The bird-rat at the entrance to ANU that looks like an extra from Donnie Darko (but that looks great in a graduation cap). The neon flower vase in the Latin American Plaza. The fat reading men in Garema Place that keep getting stolen. The sheep that are great for midnight riding and New Zealand jokes. The giant metal boxes outside the post office that took you three years to realise were meant to be parcels. So many WTF moments.
2. All the clearly lost kangaroos trying to keep up with traffic along Northbourne Avenue’s median strip.
3. The avant-garde arts scene that spawned wonders like the SkyWhale.
Was it a bird? A cow? Nobody really knows, but with all those udders, it really scared the children.
4. The crimson rosellas, king parrots, kookaburras, gang-gangs and galahs.
But definitely not the cockatoos, the squawky buggers.
5. Walking past the Martian Embassy on your way to work.
The south side has the ‘real’ embassies. The north side has the Shine Dome.
6. A hipster fashion and dining scene that rivals Melbourne.
That’s what Braddon likes to think, anyway. Melbourne might have something to say about that.
7. The possibility that you might run into Tony Abbott and get the chance to tell him what a supreme f***er you think he is.
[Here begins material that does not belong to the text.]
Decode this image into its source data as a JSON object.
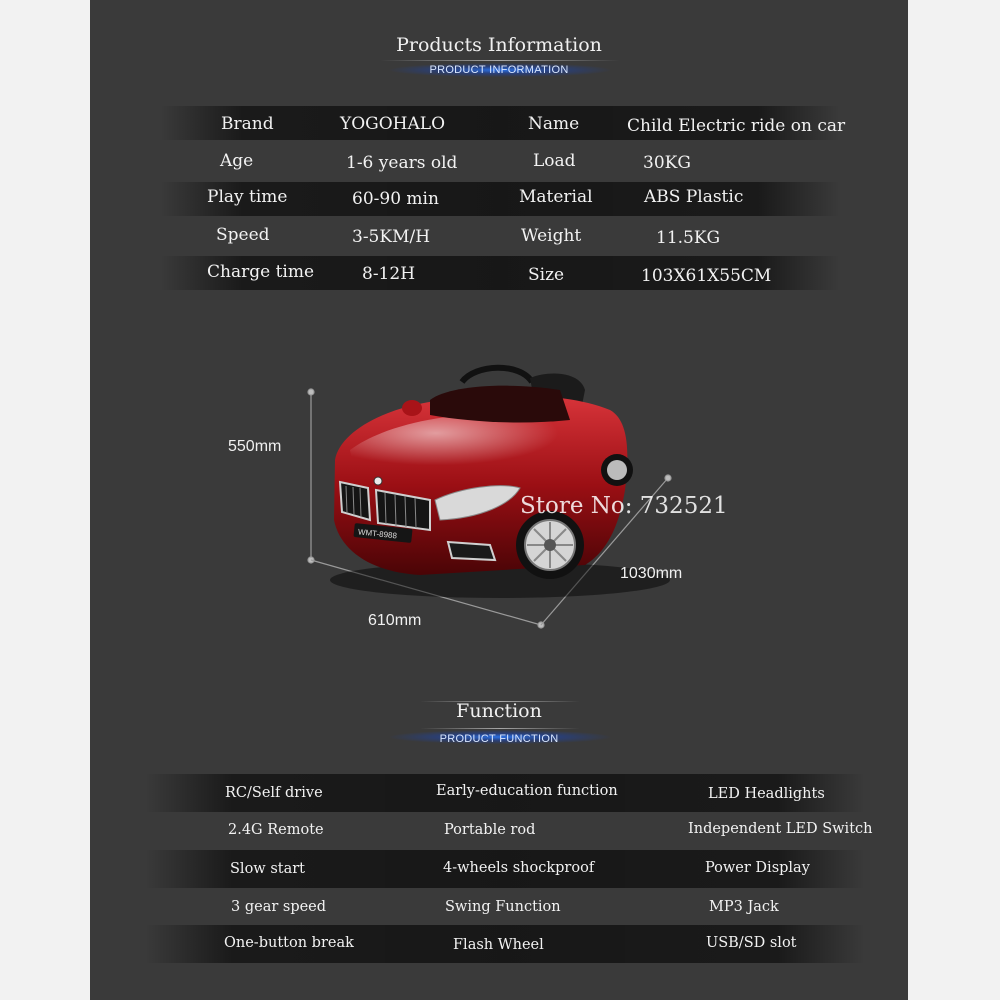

Especially as you missed your chance to spot K-Rudd at church on Sundays because, well, church on Sundays.
8. The clubbing scene.
Between Mooseheads and Shooters, what’s not to love?
9. $150 haircuts
Oh, you just want your fringe trimmed? Well, that’ll only be $100 then.
10. The Captain Cook Fountain
Is it a tornado? Is it a cloud? No, it’s just a fountain in the middle of a lake.
11. Summer Nats
Aka, the week in January that all Canberrans try to get the hell out of town for.
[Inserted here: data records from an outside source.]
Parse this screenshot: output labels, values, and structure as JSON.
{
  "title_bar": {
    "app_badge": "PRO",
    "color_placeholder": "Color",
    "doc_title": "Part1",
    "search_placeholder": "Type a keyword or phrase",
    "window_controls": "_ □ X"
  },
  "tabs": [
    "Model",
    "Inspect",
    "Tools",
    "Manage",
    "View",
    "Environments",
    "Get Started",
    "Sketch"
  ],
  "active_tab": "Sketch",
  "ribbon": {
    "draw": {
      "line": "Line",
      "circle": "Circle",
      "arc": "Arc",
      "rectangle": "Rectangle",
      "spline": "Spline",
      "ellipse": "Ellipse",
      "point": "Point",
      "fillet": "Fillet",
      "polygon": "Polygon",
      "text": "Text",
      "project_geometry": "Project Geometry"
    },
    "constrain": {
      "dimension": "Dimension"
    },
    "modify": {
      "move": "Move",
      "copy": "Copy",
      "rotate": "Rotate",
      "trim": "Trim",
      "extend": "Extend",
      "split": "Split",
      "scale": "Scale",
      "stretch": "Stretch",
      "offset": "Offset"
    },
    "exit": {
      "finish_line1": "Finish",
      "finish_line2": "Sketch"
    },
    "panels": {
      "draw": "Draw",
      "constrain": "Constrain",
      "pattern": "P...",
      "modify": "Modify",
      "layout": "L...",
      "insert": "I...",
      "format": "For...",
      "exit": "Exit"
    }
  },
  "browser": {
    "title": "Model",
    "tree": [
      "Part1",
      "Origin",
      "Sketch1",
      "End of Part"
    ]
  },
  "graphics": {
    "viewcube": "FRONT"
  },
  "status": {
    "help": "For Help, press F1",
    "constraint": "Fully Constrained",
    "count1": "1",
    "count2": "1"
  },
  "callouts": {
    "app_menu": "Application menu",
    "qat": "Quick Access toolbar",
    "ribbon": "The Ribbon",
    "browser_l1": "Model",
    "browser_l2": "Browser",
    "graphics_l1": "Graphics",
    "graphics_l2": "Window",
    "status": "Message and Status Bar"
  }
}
12. The multitude of independent bookstores in Australia’s highest educated city.
Oh no wait, Electric Shadows had to shut earlier this year
13. Almond croissants from Cornucopia.
Oh no wait just another minute, Cornucopia — aka, possibly Australia’s best bakery — had to shut, too. You’re still grieving this one, even though you now live on the other side of the world.
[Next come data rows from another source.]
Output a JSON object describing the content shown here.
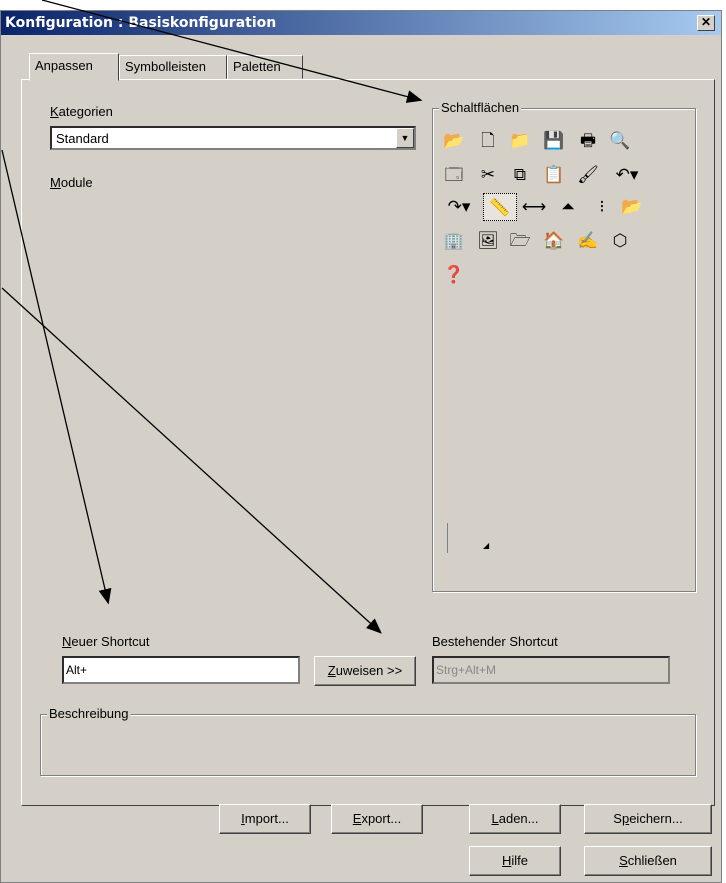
{
  "window": {
    "title": "Konfiguration : Basiskonfiguration",
    "close_glyph": "✕"
  },
  "tabs": [
    {
      "label": "Anpassen",
      "active": true
    },
    {
      "label": "Symbolleisten",
      "active": false
    },
    {
      "label": "Paletten",
      "active": false
    }
  ],
  "kategorien": {
    "label_first": "K",
    "label_rest": "ategorien",
    "selected": "Standard"
  },
  "module": {
    "label_first": "M",
    "label_rest": "odule"
  },
  "schaltflaechen": {
    "title": "Schaltflächen",
    "icons": [
      [
        "open-project-icon",
        "new-document-icon",
        "open-folder-icon",
        "save-icon",
        "print-icon",
        "print-preview-icon"
      ],
      [
        "window-icon",
        "cut-icon",
        "copy-icon",
        "paste-icon",
        "format-painter-icon",
        "undo-icon"
      ],
      [
        "redo-icon",
        "measure-tool-icon",
        "dimension-icon",
        "elevation-icon",
        "marker-icon",
        "import-icon"
      ],
      [
        "building-icon",
        "image-icon",
        "text-folder-icon",
        "property-icon",
        "draw-icon",
        "3d-object-icon"
      ],
      [
        "help-icon"
      ]
    ],
    "selected_icon": "measure-tool-icon"
  },
  "neuer_shortcut": {
    "label_first": "N",
    "label_rest": "euer Shortcut",
    "value": "Alt+"
  },
  "zuweisen_button": {
    "label_first": "Z",
    "label_rest": "uweisen >>"
  },
  "bestehender_shortcut": {
    "label": "Bestehender Shortcut",
    "value": "Strg+Alt+M"
  },
  "beschreibung": {
    "title": "Beschreibung"
  },
  "buttons": {
    "import": {
      "first": "I",
      "rest": "mport..."
    },
    "export": {
      "first": "E",
      "rest": "xport..."
    },
    "laden": {
      "first": "L",
      "rest": "aden..."
    },
    "speichern": {
      "pre": "S",
      "first": "p",
      "rest": "eichern..."
    },
    "hilfe": {
      "first": "H",
      "rest": "ilfe"
    },
    "schliessen": {
      "first": "S",
      "rest": "chließen"
    }
  }
}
14. Recumbent bicycles, unicycles, and all the other bicycle fads.
You had started to think that your ‘ordinary’ bike was so uncool.
15. Every other resident of Australia bagging the place you call home.
Because Canberra is the city that Australia loves to hate. And they really hate it.
16. Being just a three-hour bus ride from Sydney.
When the hate starts to rub off on you, Canberra’s brasher, sexier and much more confident neighbour was close enough for a quick escape.